LAATSTE GEDACHTEN OVER DE INTERACTIE TUSSEN VOEDINGSSTOFFEN

De meeste telers concentreren zich op hun voedingswatermengsel. Soms zijn ze heel wetenschappelijk over welke producten ze gebruiken, en hoe ze hun meststof toepassen. En dat is goed. Wat erin gaat beïnvloedt wat eruit komt. Maar er is een diepere en belangrijkere overweging. We moeten beter gaan kijken naar het groeimedium en de wortelzone. Hier gebeurt de magie. Dit is waar we succes boeken of falen. Er is een bekend gezegde onder biologische boeren: "Voed de grond, niet de planten." De plant is slechts een deel van de vergelijking.
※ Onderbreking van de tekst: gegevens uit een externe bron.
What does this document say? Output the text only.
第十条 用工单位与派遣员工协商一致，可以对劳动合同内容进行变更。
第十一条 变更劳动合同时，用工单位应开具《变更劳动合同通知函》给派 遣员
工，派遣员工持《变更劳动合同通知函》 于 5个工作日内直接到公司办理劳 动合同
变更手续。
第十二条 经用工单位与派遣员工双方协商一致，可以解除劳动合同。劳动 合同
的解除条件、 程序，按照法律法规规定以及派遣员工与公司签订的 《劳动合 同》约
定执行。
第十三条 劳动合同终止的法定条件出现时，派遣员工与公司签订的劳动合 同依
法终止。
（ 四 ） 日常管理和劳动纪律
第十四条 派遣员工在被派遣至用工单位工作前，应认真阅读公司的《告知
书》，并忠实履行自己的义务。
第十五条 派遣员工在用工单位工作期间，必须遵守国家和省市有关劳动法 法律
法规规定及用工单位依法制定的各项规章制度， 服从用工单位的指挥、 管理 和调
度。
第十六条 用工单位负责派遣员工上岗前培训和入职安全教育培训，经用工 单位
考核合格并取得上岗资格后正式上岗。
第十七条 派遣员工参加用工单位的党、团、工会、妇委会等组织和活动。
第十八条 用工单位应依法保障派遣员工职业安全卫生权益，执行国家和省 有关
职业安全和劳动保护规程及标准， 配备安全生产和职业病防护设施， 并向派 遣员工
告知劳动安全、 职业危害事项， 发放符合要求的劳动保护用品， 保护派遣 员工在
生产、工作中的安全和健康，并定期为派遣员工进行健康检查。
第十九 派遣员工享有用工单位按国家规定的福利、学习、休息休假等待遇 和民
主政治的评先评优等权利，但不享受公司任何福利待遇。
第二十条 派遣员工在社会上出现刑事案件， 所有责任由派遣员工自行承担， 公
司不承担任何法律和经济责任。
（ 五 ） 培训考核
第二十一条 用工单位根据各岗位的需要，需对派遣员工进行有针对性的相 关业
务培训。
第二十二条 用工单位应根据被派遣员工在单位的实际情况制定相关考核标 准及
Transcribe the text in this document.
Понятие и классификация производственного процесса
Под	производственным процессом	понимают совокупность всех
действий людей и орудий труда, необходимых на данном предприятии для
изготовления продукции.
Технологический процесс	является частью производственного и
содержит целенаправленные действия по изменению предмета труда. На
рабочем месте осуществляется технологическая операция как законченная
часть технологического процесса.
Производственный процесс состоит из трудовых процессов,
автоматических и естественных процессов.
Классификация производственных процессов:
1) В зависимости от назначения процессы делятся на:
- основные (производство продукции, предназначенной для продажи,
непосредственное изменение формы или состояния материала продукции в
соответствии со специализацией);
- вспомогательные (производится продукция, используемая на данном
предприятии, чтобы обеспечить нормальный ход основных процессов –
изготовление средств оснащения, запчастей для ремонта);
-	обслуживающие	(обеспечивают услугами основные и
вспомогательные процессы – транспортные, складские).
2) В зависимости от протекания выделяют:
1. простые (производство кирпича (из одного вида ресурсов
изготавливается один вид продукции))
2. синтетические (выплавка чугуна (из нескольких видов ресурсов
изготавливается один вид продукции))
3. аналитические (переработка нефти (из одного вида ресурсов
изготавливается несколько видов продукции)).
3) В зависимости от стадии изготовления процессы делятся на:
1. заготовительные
Er vinden voortdurend uiterst complexe en enigszins mysterieuze activiteiten plaats tussen minerale ionen, microben, plantenweefsel, water en gassen.

Uiteindelijk is elke situatie, elke plant, elk medium en elke kweekomgeving net iets anders. Om consequent de beste resultaten te behalen, moeten kwekers zich grondig bewust worden van de specifieke eisen van hun tuin. Zonder dit begrip is het gemakkelijk om ongeziene problemen te veroorzaken die drastische, negatieve effecten hebben.